Feature: ability to customize output via templates
moltar opened this issue · 7 comments
It'd be nice to be able to customize the output template to set the defaults.
Right now the output looks like:
version: 2
models:
- name: users
description: ''
columns:
- name: user_id
description: ''
- name: created_at
description: ''
But I'd like it to be (to match our org style):
version: 2
models:
- name: users
description: |
Description
columns:
- name: user_id
description: |
Description
tests:
- not_null
- name: created_at
description: |
Description
tests:
- not_null
Maybe a project-level Jinja macro could be used?
I hear you on this. Customizable yaml formatting was something that was briefly mentioned during our initial development work.
The dumping to yaml happens here with PyYAML's yaml.safe_dump
function.
There are some options that can be fed to that function. For example, we currently use the sort_keys=False
option to list the columns in the data warehouse order rather than alphabetical order. I'm not sure the options are customizable enough to match you org style (although, I'd be happy to be proven wrong here because I haven't looked very deep into it myself).
As for the project-level macro idea, how do you envision the implementation?
As for the project-level macro idea, how do you envision the implementation?
Tbh, no idea. I am not familiar with dbt internals, nor Python. But I did see that dbt-invoke
installs it's own macro, which gave me the idea :)
I imagined it being a jinja template that generates produces a file (YAML).

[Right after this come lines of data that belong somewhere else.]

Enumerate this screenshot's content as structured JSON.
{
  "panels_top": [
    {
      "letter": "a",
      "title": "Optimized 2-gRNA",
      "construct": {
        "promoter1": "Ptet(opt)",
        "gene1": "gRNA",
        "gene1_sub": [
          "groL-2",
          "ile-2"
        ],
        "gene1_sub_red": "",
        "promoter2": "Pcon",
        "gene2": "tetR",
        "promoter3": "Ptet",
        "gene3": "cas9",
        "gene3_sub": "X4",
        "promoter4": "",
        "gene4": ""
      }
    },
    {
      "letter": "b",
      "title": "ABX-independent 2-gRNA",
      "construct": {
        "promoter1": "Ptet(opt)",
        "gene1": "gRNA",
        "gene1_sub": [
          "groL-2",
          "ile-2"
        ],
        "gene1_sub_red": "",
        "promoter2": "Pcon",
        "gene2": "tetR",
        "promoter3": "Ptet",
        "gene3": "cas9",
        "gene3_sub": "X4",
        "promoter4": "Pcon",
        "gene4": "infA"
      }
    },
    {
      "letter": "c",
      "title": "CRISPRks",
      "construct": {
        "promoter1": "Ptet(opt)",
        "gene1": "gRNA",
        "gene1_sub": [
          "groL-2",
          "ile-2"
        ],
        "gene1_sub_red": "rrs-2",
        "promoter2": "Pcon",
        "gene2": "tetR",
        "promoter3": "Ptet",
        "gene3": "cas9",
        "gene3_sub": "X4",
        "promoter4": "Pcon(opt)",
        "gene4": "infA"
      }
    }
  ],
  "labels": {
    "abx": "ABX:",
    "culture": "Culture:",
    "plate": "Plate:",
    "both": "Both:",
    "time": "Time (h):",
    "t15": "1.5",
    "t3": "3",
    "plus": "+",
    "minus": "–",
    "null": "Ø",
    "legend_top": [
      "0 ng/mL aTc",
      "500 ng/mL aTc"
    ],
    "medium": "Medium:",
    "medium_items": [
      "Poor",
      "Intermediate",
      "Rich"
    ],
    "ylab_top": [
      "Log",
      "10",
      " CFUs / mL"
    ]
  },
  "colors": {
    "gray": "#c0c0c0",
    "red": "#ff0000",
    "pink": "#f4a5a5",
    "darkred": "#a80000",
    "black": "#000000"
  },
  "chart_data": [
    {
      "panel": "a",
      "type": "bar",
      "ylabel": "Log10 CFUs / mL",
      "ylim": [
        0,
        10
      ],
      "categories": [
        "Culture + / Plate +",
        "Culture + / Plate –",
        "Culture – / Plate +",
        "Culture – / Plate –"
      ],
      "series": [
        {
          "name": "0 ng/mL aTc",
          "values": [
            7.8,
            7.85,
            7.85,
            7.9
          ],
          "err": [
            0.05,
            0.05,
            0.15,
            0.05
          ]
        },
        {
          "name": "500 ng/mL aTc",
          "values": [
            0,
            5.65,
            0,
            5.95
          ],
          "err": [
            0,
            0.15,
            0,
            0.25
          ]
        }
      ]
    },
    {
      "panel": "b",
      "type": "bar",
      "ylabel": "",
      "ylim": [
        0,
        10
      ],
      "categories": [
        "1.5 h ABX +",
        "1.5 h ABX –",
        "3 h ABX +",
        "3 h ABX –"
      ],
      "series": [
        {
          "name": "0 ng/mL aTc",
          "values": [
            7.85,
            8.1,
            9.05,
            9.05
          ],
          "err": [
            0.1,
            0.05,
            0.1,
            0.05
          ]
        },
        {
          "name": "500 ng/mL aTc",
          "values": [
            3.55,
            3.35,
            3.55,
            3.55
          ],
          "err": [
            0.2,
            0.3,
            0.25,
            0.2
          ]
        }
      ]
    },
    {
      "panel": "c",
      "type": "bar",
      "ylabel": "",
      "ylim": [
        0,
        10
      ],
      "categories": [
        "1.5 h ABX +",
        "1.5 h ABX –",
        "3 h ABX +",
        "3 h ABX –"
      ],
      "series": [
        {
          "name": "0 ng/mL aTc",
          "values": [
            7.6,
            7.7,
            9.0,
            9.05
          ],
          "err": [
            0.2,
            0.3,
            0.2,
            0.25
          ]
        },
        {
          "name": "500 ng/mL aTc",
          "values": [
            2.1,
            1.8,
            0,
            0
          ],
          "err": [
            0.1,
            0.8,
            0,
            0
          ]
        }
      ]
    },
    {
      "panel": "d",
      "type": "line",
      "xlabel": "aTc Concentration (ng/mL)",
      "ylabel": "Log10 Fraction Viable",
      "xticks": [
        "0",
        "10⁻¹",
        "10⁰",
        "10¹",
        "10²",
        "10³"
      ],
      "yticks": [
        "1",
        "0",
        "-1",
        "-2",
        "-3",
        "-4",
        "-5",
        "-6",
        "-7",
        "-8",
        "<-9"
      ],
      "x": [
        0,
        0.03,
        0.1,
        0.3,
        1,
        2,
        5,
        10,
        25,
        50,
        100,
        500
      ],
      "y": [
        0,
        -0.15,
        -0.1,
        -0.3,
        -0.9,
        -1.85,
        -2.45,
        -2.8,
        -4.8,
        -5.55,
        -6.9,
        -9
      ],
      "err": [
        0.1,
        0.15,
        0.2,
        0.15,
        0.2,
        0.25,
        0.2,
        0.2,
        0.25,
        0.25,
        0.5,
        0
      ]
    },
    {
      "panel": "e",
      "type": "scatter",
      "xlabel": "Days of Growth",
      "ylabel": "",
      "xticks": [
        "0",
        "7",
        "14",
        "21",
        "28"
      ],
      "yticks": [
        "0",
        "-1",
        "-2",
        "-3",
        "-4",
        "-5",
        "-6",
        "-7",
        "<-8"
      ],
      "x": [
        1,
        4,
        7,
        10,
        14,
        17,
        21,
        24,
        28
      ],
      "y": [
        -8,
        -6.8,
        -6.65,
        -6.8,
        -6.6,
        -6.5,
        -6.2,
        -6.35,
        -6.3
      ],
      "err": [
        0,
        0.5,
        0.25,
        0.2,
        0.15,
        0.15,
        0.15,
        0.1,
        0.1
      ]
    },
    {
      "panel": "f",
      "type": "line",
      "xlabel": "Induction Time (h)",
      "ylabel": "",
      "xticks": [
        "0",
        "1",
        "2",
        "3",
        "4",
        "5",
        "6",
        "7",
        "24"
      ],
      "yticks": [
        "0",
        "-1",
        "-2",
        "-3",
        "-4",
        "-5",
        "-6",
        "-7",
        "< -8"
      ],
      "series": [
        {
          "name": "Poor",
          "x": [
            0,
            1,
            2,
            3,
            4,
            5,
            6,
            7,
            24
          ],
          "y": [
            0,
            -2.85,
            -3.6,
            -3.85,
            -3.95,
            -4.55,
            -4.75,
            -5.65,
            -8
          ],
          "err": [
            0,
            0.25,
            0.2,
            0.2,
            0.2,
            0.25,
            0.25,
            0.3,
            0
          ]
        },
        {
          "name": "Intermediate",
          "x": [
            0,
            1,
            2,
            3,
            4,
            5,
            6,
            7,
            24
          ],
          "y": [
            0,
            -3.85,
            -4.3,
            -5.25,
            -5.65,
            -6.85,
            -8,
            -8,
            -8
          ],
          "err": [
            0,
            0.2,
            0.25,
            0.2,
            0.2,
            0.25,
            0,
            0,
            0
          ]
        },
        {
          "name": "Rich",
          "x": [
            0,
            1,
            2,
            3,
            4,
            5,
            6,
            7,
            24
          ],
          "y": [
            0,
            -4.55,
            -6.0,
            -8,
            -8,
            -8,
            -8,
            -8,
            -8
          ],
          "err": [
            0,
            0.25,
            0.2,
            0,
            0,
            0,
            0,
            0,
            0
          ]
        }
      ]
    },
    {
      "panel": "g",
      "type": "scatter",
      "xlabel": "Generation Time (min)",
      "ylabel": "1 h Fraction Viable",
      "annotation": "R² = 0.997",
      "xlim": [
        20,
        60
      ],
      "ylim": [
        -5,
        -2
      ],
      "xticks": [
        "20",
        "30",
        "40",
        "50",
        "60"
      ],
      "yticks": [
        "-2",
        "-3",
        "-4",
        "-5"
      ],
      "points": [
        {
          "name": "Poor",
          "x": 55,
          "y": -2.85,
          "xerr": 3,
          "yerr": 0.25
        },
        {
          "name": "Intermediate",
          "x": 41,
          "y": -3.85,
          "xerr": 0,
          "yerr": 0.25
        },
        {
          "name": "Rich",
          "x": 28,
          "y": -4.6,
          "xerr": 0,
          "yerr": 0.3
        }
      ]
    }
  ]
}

Earlier I read this issue and thought about it for a while. My current opinion is that formatting yaml
is a task worthy of a specialised package, and not necessarily the responsibility of this package (developers). Imho, formatters are born to serve this purpose (VSCode formatter is superficial, though).
@Gregory108 but it's not just about formatting, it's about setting the defaults too.
@moltar What things are defaults but not formatting?
@moltar What things are defaults but not formatting?
Please take a look at my example.
I have added:
- Description pipe and placeholder text
- Tests
@moltar
Default pipe and placeholder (other than '' or "") seem to me like extremely rare needs and not the task of this package (but I am not an author). Tests presets are definitely not the scope of the package as they convey variable-specific logic.
Moreover, blanket testing for not_null is an extremely rare requirement. 99.99% of domains I met have NULL as an appropriate value in at least one and, usually, most variables
Imo, the job of this package is to fill documentation with what the program can know from data+existing code.
What you ask for is either formatting or injecting with customisations that are domain and task-specific human knowledge. You can achieve this with simpler dedicated tools - "replace all" after file generation. I'd wrap it into a VSCode macro if you have 30+ models or write a script if there are hundreds of model docs to refactor.